Part of Advances in Neural Information Processing Systems 36 (NeurIPS 2023) Datasets and Benchmarks Track
Rok Roškar, Chandrasekhar Ramakrishnan, Michele Volpi, Fernando Perez-Cruz, Lilian Gasser, Firat Ozdemir, Patrick Paitz, Mohammad Alisafaee, Philipp Fischer, Ralf Grubenmann, Eliza Harris, Tasko Olevski, Carl Remlinger, Luis Salamanca, Elisabet Capon Garcia, Lorenzo Cavazzi, Jakub Chrobasik, Darlin Cordoba Osnas, Alessandro Degano, Jimena Dupre, Wesley Johnson, Eike Kettner, Laura Kinkead, Sean D. Murphy, Flora Thiebaut, Olivier Verscheure
Data and code working together is fundamental to machine learning (ML), but the context around datasets and interactions between datasets and code are in general captured only rudimentarily. Context such as how the dataset was prepared and created, what source data were used, what code was used in processing, how the dataset evolved, and where it has been used and reused can provide much insight, but this information is often poorly documented. That is unfortunate since it makes datasets into black-boxes with potentially hidden characteristics that have downstream consequences.

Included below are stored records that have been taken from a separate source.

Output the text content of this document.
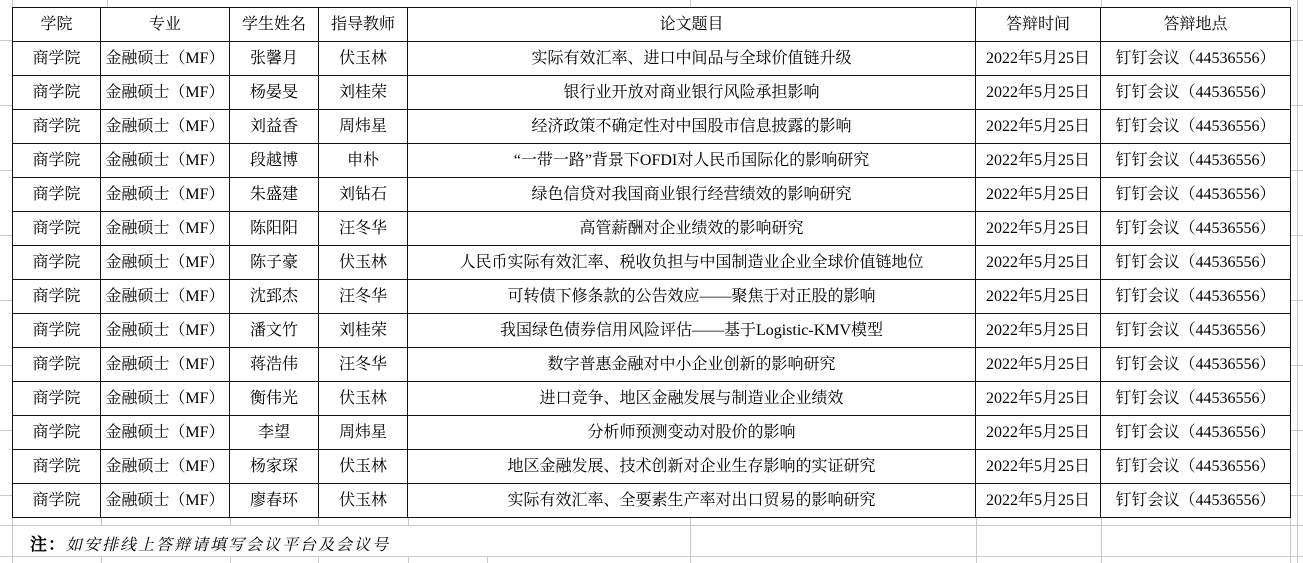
学院	专业	学生姓名	指导教师	论文题目	答辩时间	答辩地点
商学院	金融硕士（MF）	张馨月	伏玉林	实际有效汇率、进口中间品与全球价值链升级	2022年5月25日	钉钉会议（44536556）
商学院	金融硕士（MF）	杨晏旻	刘桂荣	银行业开放对商业银行风险承担影响	2022年5月25日	钉钉会议（44536556）
商学院	金融硕士（MF）	刘益香	周炜星	经济政策不确定性对中国股市信息披露的影响	2022年5月25日	钉钉会议（44536556）
商学院	金融硕士（MF）	段越博	申朴	“一带一路”背景下OFDI对人民币国际化的影响研究	2022年5月25日	钉钉会议（44536556）
商学院	金融硕士（MF）	朱盛建	刘钻石	绿色信贷对我国商业银行经营绩效的影响研究	2022年5月25日	钉钉会议（44536556）
商学院	金融硕士（MF）	陈阳阳	汪冬华	高管薪酬对企业绩效的影响研究	2022年5月25日	钉钉会议（44536556）
商学院	金融硕士（MF）	陈子豪	伏玉林	人民币实际有效汇率、税收负担与中国制造业企业全球价值链地位	2022年5月25日	钉钉会议（44536556）
商学院	金融硕士（MF）	沈郅杰	汪冬华	可转债下修条款的公告效应——聚焦于对正股的影响	2022年5月25日	钉钉会议（44536556）
商学院	金融硕士（MF）	潘文竹	刘桂荣	我国绿色债券信用风险评估——基于Logistic-KMV模型	2022年5月25日	钉钉会议（44536556）
商学院	金融硕士（MF）	蒋浩伟	汪冬华	数字普惠金融对中小企业创新的影响研究	2022年5月25日	钉钉会议（44536556）
商学院	金融硕士（MF）	衡伟光	伏玉林	进口竞争、地区金融发展与制造业企业绩效	2022年5月25日	钉钉会议（44536556）
商学院	金融硕士（MF）	李望	周炜星	分析师预测变动对股价的影响	2022年5月25日	钉钉会议（44536556）
商学院	金融硕士（MF）	杨家琛	伏玉林	地区金融发展、技术创新对企业生存影响的实证研究	2022年5月25日	钉钉会议（44536556）
商学院	金融硕士（MF）	廖春环	伏玉林	实际有效汇率、全要素生产率对出口贸易的影响研究	2022年5月25日	钉钉会议（44536556）
注：如安排线上答辩请填写会议平台及会议号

We argue that making dataset preparation more accessible and dataset usage easier to record and document would have significant benefits for the ML community: it would allow for greater diversity in datasets by inviting modification to published sources, simplify use of alternative datasets and, in doing so, make results more transparent and robust, while allowing for all contributions to be adequately credited. We present a platform, Renku, designed to support and encourage such sustainable development and use of data, datasets, and code, and we demonstrate its benefits through a few illustrative projects which span the spectrum from dataset creation to dataset consumption and showcasing.